Jewelle Gomez is
a writer and activist and the author of the double
Lambda Award-winning
novel, THE GILDA
STORIES from
Firebrand Books. Her adaptation of the book for the stage --
Bones & Ash: a Gilda Story---was performed by the
Urban Bush Women company in 13 U.S. cities.
She is the recipient of a National Endowment
for the Arts literature fellowship and two California Arts
Council fellowships.
Her fiction, essays, criticism and poetry have
appeared in numerous periodicals. Among them: The San
Francisco Chronicle, The New York Times, The Village Voice;
The Advocate, Ms Magazine, ESSENCE Magazine and Black
Scholar. Her work has appeared in such anthologies as HOME
GIRLS, READING BLACK READING FEMINIST, DAUGHTERS OF AFRICA and
the OXFORD WORLD TREASURY OF LOVE STORIES.
She has served on literary panels for the
National Endowment for the Arts, the Illinois Arts Council, the
California Arts Council and the San Francisco Arts Commission.
She was on the original staff of "Say
Brother," one of the first weekly, black television shows in the
U.S. (WGBH-TV Boston) and on the founding board of the Gay and
Lesbian Alliance Against Defamation (GLAAD).
She is currently on the national advisory boards of the
National Center for Lesbian
Rights, POETS & WRITERS,
Inc., and the Human Sexuality Archives of Cornell
University. An early member of the board of the
Astraea Foundation she is
currently on the funding board of the
Open Meadows Foundation.
She also serves on the national advisory board for a new film by
Nancy D. Kates, AMERICAN SOCRATES: The Life of Bayard Rustin.
Her
publications
include three collections of poetry-THE LIPSTICK PAPERS (1980)

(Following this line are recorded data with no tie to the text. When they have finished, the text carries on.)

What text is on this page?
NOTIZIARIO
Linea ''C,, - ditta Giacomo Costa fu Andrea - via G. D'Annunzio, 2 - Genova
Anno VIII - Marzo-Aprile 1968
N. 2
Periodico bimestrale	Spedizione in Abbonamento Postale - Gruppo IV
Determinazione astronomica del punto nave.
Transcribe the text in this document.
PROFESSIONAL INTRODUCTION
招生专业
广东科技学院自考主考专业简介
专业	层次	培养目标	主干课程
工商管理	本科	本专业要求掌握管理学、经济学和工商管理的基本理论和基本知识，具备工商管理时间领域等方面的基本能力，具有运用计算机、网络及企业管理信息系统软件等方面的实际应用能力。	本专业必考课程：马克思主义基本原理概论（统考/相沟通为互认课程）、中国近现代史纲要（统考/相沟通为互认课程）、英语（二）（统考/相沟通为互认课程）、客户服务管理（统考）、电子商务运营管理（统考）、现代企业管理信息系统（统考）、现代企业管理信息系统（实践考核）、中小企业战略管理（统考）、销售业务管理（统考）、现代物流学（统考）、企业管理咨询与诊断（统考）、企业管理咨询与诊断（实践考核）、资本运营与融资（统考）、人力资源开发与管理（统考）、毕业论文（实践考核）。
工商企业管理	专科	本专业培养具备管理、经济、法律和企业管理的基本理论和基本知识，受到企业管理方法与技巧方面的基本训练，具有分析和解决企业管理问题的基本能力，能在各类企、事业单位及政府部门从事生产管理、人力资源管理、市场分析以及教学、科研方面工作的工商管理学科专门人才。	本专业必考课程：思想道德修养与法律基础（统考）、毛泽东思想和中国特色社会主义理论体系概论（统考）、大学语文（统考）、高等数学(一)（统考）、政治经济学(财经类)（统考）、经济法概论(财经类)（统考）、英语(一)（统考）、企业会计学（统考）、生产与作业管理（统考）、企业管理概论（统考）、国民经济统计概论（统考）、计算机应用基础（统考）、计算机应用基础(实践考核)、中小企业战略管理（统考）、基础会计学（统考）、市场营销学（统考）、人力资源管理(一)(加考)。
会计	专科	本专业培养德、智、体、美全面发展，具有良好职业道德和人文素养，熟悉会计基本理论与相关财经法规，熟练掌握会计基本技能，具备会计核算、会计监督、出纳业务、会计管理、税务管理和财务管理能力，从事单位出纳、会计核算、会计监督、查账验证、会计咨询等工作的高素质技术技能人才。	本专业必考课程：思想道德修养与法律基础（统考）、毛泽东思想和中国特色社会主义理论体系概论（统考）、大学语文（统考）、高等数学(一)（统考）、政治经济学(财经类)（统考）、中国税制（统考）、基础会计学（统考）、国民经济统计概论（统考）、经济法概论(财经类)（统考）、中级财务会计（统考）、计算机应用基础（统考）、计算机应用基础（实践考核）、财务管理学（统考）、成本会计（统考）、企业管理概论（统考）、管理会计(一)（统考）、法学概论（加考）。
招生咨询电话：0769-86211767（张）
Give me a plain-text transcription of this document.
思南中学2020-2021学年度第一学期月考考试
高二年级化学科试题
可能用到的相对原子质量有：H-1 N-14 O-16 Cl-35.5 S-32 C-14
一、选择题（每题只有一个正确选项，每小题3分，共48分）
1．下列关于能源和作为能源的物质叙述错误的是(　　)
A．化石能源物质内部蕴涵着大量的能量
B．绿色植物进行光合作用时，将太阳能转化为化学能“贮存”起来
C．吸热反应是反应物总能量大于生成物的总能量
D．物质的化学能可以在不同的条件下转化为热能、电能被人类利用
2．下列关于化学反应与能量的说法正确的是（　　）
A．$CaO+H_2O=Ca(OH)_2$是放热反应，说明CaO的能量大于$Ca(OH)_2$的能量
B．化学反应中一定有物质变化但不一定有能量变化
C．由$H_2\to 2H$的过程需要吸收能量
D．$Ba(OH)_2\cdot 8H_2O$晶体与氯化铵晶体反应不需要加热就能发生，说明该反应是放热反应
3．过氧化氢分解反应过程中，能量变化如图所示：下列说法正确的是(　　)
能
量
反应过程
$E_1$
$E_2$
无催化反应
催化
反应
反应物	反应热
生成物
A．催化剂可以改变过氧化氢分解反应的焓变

FLAMINGOES AND BEARS (1986), both self published. The most
recent is ORAL TRADITION from Firebrand Books (1995). She edited
with Eric Garber a fantasy fiction anthology entitled SWORDS OF
THE RAINBOW (Alyson Publications (1996) and selected the fiction
for THE BEST LESBIAN EROTICA OF 1997 (Cleis).
She is also the author a book of personal and
political essays entitled FORTY THREE SEPTEMBERS (Firebrand
Books 1993) and a new collection of short fiction, DON'T EXPLAIN
(Firebrand Books 1997).
She has presented
lectures and
taught at numerous institutions of higher learning including
San Francisco State University, Hunter College, Rutgers
University, New College of California, Grinnell College, San
Diego City College, The Ohio State University and the University
of Washington (Seattle). She is the former director of the
Literature Program and the New York State Council on the Arts
and most recently served for three years as executive director
of the Poetry Center and American Poetry Archives at San
Francisco State University.
Her
new projects
include a comic novel about black activists of the 1960s as they
face middle age. She is also working with actor Harry Waters,
Jr. and director, Arturo Catricala on a collaborative
performance piece based on the life of author James Baldwin.